Dolayısıyla bu geçişi de bugünden hesaba katarak bugünün 1 Mayıs’ına ilişkin şöyle bir vurgu yapmak kaçınılmaz hale gelmektedir;

Hukukun yerini fetvaların aldığı, eşit olmayanlar arasında kişisel, cemaat ilişkilerinin bireylerin ekonomik ve toplumsal konumlarında belirleyici olduğu, bağımsız bir iradeye sahip muhalif kesimlerin dışlandığı bir rejimde eşitlikten bahsedebilmek, önce bu yozlaşmış ve karartılmış yapıyı değiştirme iddiasına sahip olmaktan geçecektir.

Aksi takdirde, bu cemaat denkleminden yola çıkarak emekçilerin sınıfsal, siyasi ve iktisadi birikimleri ve değerleri üzerinden sınırsız bir zenginleşmeye sahip olmayı amaçlayan bu rejimin saikleri, kendi kasasında saydıkları kaynakları dilediği kişilere dağıtma olanaklarını da kullanarak, satın aldıkları yandaşlarıyla toplumun geri kalan geniş kitleleri üzerinde daha ağır bir tehdit haline geleceklerdir.

Bir başka deyişle somutlaştırırsak, İslami rantın ve toplumsallaşmasının araçlarından biri olan ve bugün çocuk istismarıyla gündeme gelen Ensar Vakfı gibi vakıf, dernek üyelerinin ‘Hükümet Memuru’, İslami faşizmin kalemşorluğunu yapanların ‘Gazeteci’, elinde palalarla üniversitelere girenlerin ‘Öğrenci’, tek emirle meslektaşlarını fikirleri yüzünden hedef gösterebilenlerin ise onların öğretmenleri olacağı bir gelecek inşa edilmekte.
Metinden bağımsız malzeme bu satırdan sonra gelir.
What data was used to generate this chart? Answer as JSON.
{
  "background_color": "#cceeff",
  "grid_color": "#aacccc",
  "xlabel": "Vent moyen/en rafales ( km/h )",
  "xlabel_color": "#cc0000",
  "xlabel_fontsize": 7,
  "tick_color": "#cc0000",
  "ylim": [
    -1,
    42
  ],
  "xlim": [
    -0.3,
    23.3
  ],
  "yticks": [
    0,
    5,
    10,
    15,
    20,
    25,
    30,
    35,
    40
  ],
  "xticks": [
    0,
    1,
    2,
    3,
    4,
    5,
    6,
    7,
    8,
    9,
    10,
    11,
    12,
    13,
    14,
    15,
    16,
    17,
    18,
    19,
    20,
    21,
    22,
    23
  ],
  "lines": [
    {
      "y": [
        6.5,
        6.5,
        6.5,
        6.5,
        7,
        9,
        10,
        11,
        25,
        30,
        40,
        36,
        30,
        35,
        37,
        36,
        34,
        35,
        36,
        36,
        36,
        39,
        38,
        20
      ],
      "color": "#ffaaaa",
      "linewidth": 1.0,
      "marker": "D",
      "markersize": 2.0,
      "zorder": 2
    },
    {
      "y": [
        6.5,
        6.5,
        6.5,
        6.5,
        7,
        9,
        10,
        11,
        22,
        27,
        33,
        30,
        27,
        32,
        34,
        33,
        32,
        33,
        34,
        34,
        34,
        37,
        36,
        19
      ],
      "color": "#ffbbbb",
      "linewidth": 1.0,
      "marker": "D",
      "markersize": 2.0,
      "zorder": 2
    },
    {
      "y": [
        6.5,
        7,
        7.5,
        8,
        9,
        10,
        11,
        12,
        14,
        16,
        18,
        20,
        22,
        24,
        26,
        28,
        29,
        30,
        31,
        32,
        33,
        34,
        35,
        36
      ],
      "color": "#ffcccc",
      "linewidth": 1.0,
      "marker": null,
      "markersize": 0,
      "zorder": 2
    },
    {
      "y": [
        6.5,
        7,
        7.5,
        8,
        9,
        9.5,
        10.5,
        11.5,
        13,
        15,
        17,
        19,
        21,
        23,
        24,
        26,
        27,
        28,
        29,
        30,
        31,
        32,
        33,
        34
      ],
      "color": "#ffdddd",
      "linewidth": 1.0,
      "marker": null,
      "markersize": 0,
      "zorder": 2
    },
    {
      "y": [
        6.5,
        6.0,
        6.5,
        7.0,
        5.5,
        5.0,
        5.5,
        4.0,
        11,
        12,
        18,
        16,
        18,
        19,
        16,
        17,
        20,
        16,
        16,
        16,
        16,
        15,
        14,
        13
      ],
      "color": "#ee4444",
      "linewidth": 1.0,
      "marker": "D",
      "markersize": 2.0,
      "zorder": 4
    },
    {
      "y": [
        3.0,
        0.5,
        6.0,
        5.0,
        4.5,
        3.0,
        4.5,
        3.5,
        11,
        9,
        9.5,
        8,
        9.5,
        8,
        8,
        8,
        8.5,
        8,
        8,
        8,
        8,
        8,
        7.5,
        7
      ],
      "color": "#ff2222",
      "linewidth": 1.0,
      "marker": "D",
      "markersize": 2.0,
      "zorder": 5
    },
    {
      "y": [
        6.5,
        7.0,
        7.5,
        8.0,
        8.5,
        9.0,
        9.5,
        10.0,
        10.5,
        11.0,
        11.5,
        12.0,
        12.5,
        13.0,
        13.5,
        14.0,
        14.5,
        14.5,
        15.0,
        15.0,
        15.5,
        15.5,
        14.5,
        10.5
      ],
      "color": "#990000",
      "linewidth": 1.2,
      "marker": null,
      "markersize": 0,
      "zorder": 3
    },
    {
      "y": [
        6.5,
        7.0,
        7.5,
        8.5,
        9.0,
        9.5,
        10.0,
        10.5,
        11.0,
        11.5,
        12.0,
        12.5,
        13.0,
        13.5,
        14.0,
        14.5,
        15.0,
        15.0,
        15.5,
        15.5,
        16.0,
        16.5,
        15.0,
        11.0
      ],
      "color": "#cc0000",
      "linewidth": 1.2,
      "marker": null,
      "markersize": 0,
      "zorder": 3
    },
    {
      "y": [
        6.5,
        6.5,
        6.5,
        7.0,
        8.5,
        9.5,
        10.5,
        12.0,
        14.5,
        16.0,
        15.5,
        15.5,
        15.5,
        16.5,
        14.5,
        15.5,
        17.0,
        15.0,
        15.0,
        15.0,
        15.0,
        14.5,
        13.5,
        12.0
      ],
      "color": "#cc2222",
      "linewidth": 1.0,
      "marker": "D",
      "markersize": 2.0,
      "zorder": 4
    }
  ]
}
Bunun yanında liyakat ilkesine göre değil yandaşa göre iş ve mevki yaratmanın, işe yerleştirmenin, ücretlendirmenin sadece AKP’yi destekleyen değil, onun toplum tasavvuruna uygun davranış geliştirenlerden seçildiği bir çalışma yaşamının daha da içselleştirilmesi ve bir yaşam biçimi haline getirilmesi söz konusu. Böylesi bir yaşam, ekonomiden siyasete toplumsal yaşamdan gelecek tasarımına tüm dinamikleri antidemokratik bir şekilde halkın elinden alınmış bir yaşamdır. Teslimiyetçi, gelecek ufku olmayan, tüm umutların tükendiği bir yaşamdır.

Dolayısıyla 2016 1 Mayıs’ına sayılı günlerin kaldığı bugünlerde mücadele ve gelecek tartışmalarını, gündelik iş-aş-geçim taleplerinin çok ötesinde, bu taleplere ilişkin tepkileri ve hareketi tecrit eden gerici, islamcı düzenin temellerine dönük geliştirmeye ihtiyaç vardır. Böylesi bir ihtiyaç, sınıf bilincinin önüne geçen her türlü ideolojik tahakküme de yanıt oluşturacağı gibi aynı zamanda kolektif bir yurttaşlık bilincini de din simsarlığı üzerinden genişletilen rant tasarımının, toplumun ve siyasetin tüm kurumlarını kaplayan yozlaşmanın da önünde siper edecektir.